Foreword
In the central section of this book you watch two separate voices ponder, protest, and celebrate the difficulties of female-male relationships. Ric faces you on the left, Billie Barbara on the right: you have the minister's eye view of the expectant man and woman. The dialogue is not perfectly synchronized. Ric's may be off in the clouds, or in Cleveland, while Billie Barbara is digging under the house or discovering herself through art. But more often than not the left and right-hand pages do speak to each other, or at least past each other to us. And that they often speak out of sync is an important part of what we hear.
The dialogue is continuous, kaleidoscopic, the divergence signaled by one type face for Ric and a different one for Billie Barbara. At two points the criss-crossing, independent voices merge, in the Annual Relationship Renewal Contract (1972) and the warty frog poem that ends the central section. Here there is unity, for the moment; but contract and poem were written by them jointly, and the type face itself declares this neutrality.
My few words here are also set in this third, neutral type face. Well I suppose I'm "neutral." but I am also thoroughly engaged. I'm here to represent the network of close friends the Mastens have developed throughout the country, particularly those amateur booking agents who create their yearly tours by lining up work: the more appearances we schedule, the longer we'll have Ric and Billie Barbara in our town, complicating and enlivening us and our friends. This is now the tenth year Ric's been on the road. It's the fourth for Billie Barbara. And so I and others have spent half a generation now watching them surge back and forth across the land, caught up in the foam of their surf. They've put themselves on display for us, acting out with art and emotion and humor and incredible energy the remarkable range of marital possibilities.
For a number of years it was Ric, solo. Each year he'd arrive for his week in Pittsburgh (or Kansas City, or Atlanta), staging the agonies and insights of the previous year for the frightening variety of audiences his ego demanded. ("But have you ever played a prison," he said recently to a poet friend; "how about a mental institution!") Each year I'd match up some of the vibrations in my own life with those Ric unpacked for us all with such clarity and insistence.
Billie Barbara was there too, of course, but unseen, the sea anchor to windward out on the mountain in California. And then came the year Ric was putting himself through one of the stormiest passages, the affair with a young admirer. Again, for many of us there were reverberations in our own lives, whether actual or fantasy. It wasn't really a surprise that Billie Barbara finally appeared in person the following year, trying out the water here in Pittsburgh, a particularly warm and receptive lake. There was a real edge to the Mastens' poems and songs that year, as Ric and Billie Barbara continued working furiously on overhauling their relationship, right there in our classrooms, churches, and kitchens.

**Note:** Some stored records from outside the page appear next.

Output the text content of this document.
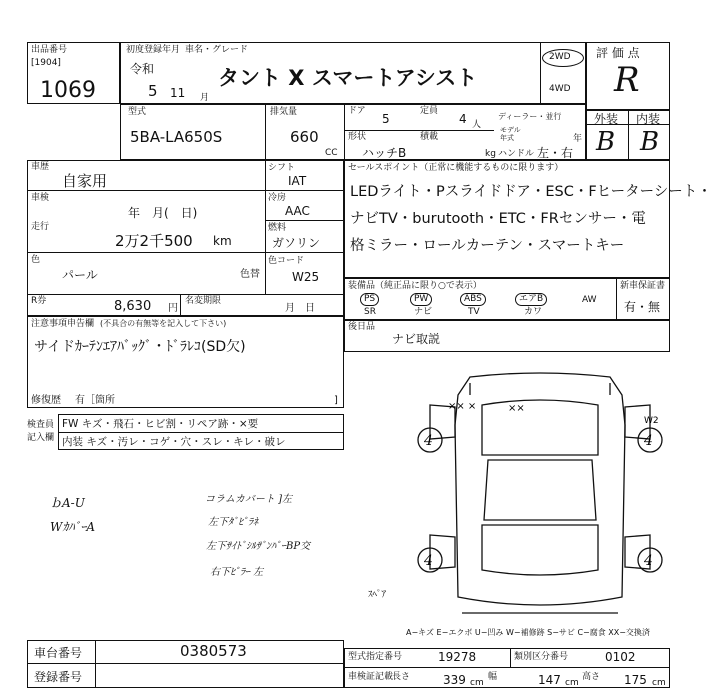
出品番号
[1904]
1069
初度登録年月 車名・グレード
令和
5 11 月
タント X スマートアシスト
2WD
4WD
評 価 点
R
型式
5BA-LA650S
排気量
660
CC
ドア
5
定員
4 人
ディーラー・並行
モデル年式	年
形状
ハッチB
積載
kg ハンドル 左・右
外装 内装
B B
車歴
自家用
車検
年　月(　日)
走行
2万2千500 km
シフト
IAT
冷房
AAC
燃料
ガソリン
色
パール	色替
色コード
W25
R券	8,630 円
名変期限
月　日
セールスポイント（正常に機能するものに限ります）
LEDライト・Pスライドドア・ESC・Fヒーターシート・
ナビTV・burutooth・ETC・FRセンサー・電
格ミラー・ロールカーテン・スマートキー
装備品（純正品に限り○で表示）	新車保証書
PS	PW	ABS	エアB	AW
SR	ナビ	TV	カワ	有・無
後日品
ナビ取説
注意事項申告欄 (不具合の有無等を記入して下さい)
サイドｶｰﾃﾝｴｱﾊﾞｯｸﾞ・ﾄﾞﾗﾚｺ(SD欠)
修復歴 有［箇所	]
検査員
記入欄
FW キズ・飛石・ヒビ割・リペア跡・×要
内装 キズ・汚レ・コゲ・穴・スレ・キレ・破レ
ｂA-U
WｶﾊﾞｰA
コラムカバート ]左
左下ﾀﾞﾋﾟﾗﾈ
左下ｻｲﾄﾞｼﾙｻﾞﾝﾊﾟｰBP交
右下ﾋﾟﾗｰ 左
×× ×	××
W2
4	4
4	4
ｽﾍﾟｱ
A−キズ E−エクボ U−凹み W−補修跡 S−サビ C−腐食 XX−交換済
車台番号	0380573
登録番号
型式指定番号	19278	類別区分番号	0102
車検証記載
長さ	339 cm
幅	147 cm
高さ 175 cm
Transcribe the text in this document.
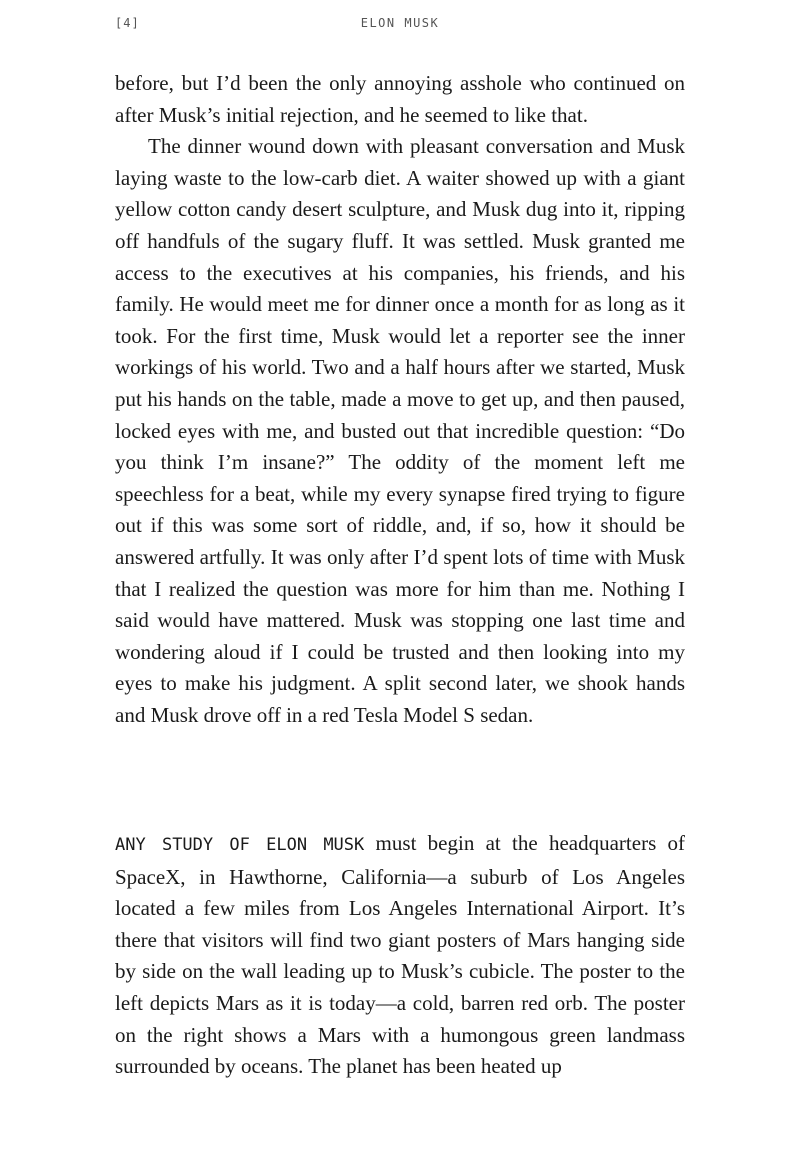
[4]	ELON MUSK

before, but I’d been the only annoying asshole who continued on after Musk’s initial rejection, and he seemed to like that.

The dinner wound down with pleasant conversation and Musk laying waste to the low-carb diet. A waiter showed up with a giant yellow cotton candy desert sculpture, and Musk dug into it, ripping off handfuls of the sugary fluff. It was settled. Musk granted me access to the executives at his companies, his friends, and his family. He would meet me for dinner once a month for as long as it took. For the first time, Musk would let a reporter see the inner workings of his world. Two and a half hours after we started, Musk put his hands on the table, made a move to get up, and then paused, locked eyes with me, and busted out that incredible question: “Do you think I’m insane?” The oddity of the moment left me speechless for a beat, while my every synapse fired trying to figure out if this was some sort of riddle, and, if so, how it should be answered artfully. It was only after I’d spent lots of time with Musk that I realized the question was more for him than me. Nothing I said would have mattered. Musk was stopping one last time and wondering aloud if I could be trusted and then looking into my eyes to make his judgment. A split second later, we shook hands and Musk drove off in a red Tesla Model S sedan.

ANY STUDY OF ELON MUSK must begin at the headquarters of SpaceX, in Hawthorne, California—a suburb of Los Angeles located a few miles from Los Angeles International Airport. It’s there that visitors will find two giant posters of Mars hanging side by side on the wall leading up to Musk’s cubicle. The poster to the left depicts Mars as it is today—a cold, barren red orb. The poster on the right shows a Mars with a humongous green landmass surrounded by oceans. The planet has been heated up
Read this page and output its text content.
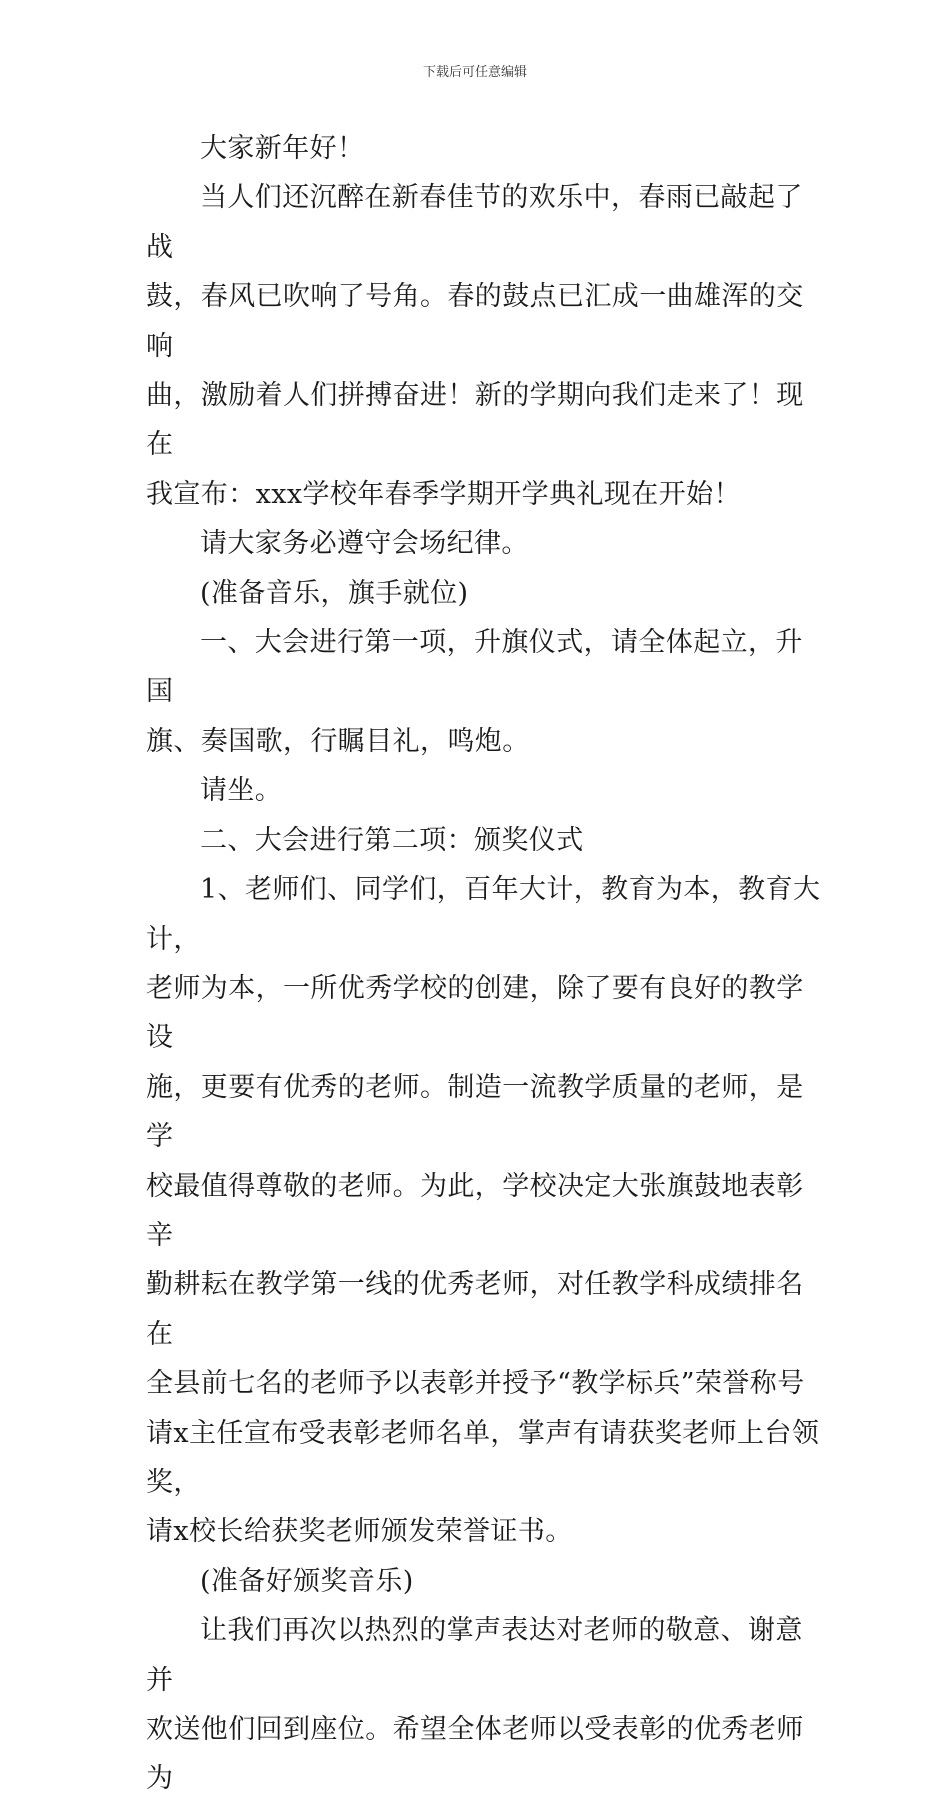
下载后可任意编辑

大家新年好！

当人们还沉醉在新春佳节的欢乐中，春雨已敲起了战
鼓，春风已吹响了号角。春的鼓点已汇成一曲雄浑的交响
曲，激励着人们拼搏奋进！新的学期向我们走来了！现在
我宣布：xxx学校年春季学期开学典礼现在开始！

请大家务必遵守会场纪律。

(准备音乐，旗手就位)

一、大会进行第一项，升旗仪式，请全体起立，升国
旗、奏国歌，行瞩目礼，鸣炮。

请坐。

二、大会进行第二项：颁奖仪式

1、老师们、同学们，百年大计，教育为本，教育大计，
老师为本，一所优秀学校的创建，除了要有良好的教学设
施，更要有优秀的老师。制造一流教学质量的老师，是学
校最值得尊敬的老师。为此，学校决定大张旗鼓地表彰辛
勤耕耘在教学第一线的优秀老师，对任教学科成绩排名在
全县前七名的老师予以表彰并授予“教学标兵”荣誉称号
请x主任宣布受表彰老师名单，掌声有请获奖老师上台领奖，
请x校长给获奖老师颁发荣誉证书。

(准备好颁奖音乐)

让我们再次以热烈的掌声表达对老师的敬意、谢意并
欢送他们回到座位。希望全体老师以受表彰的优秀老师为
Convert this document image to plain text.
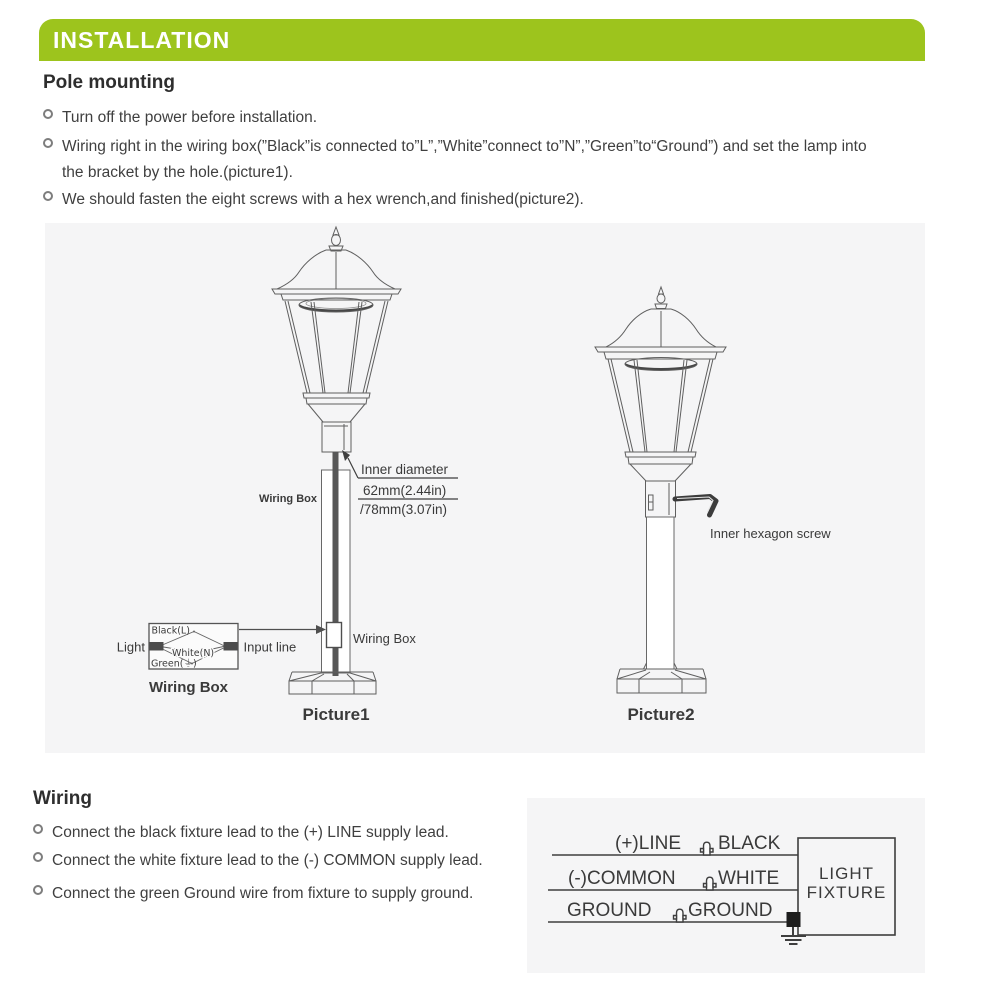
INSTALLATION
Pole mounting
Turn off the power before installation.
Wiring right in the wiring box(”Black”is connected to”L”,”White”connect to”N”,”Green”to“Ground”) and set the lamp into
the bracket by the hole.(picture1).
We should fasten the eight screws with a hex wrench,and finished(picture2).
Wiring Box
Inner diameter
62mm(2.44in)
/78mm(3.07in)
Wiring Box
Black(L)
White(N)
Green(⏚)
Light	Input line
Wiring Box
Picture1
Inner hexagon screw
Picture2
Wiring
Connect the black fixture lead to the (+) LINE supply lead.
Connect the white fixture lead to the (-) COMMON supply lead.
Connect the green Ground wire from fixture to supply ground.
(+)LINE BLACK
(-)COMMON WHITE
GROUND GROUND
LIGHT
FIXTURE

So the Rorshach of the Masten art took on a new depth and variety, a whole new set of relevancies to our own lives. The next year Billie Barbara went on the road full-time with Ric, and the backwash in church and community groups was full of froth and foam. There isn't anyone in our culture who's uninterested in the birth/death and care/feeding of that perpetual invalid marriage. I knew that forcefully enough from my own life, but also because I found myself producing a record called "after the sunset again" the Masten marriage material as it stood in 1973. Following them around greater Pittsburgh, recording the talk-backs to use in the liner notes, I was struck by the dynamics of the response they provoked. That year we all suffered through our own divorces (fantasy, real, or symbolic) along with the Mastens.
Has it kept its edge? In some ways it's evened out, found more notes of celebration. But I think it still has its verve, its excitement, and I know from personal experience that it still packs a wallop, either in performance or on the page.
When they suggested I write the Preface for this latest incarnation of the marriage material, now far richer and more diverse and fertilized with the feedback of thousands of us over the years, my response was to wonder whether their marriage could weather the strain of putting the book together. Nothing's easy about joint authorship, about trying to achieve parity, especially when Ric had a substantial head start. It seems to me that they have managed to make the book balance. Female balances male, of course, and Billie Barbara's poetry has its own characteristic images and power that balance Ric's marvelous narrative line and insight.
Every time this ever-changing material is "caught" for a moment on plastic or paper, it achieves a false permanence. The plastic and paper may lie there unchanging, but the process that material lives, goes pulsating on: in the performance, where every new audience feeds in its response and alters the experience for the next audience; in the Masten's own relationship, which keeps struggling and tugging at its seams; and in our own lives, as our new perspectives recreate the poems and songs for us every time we experience them.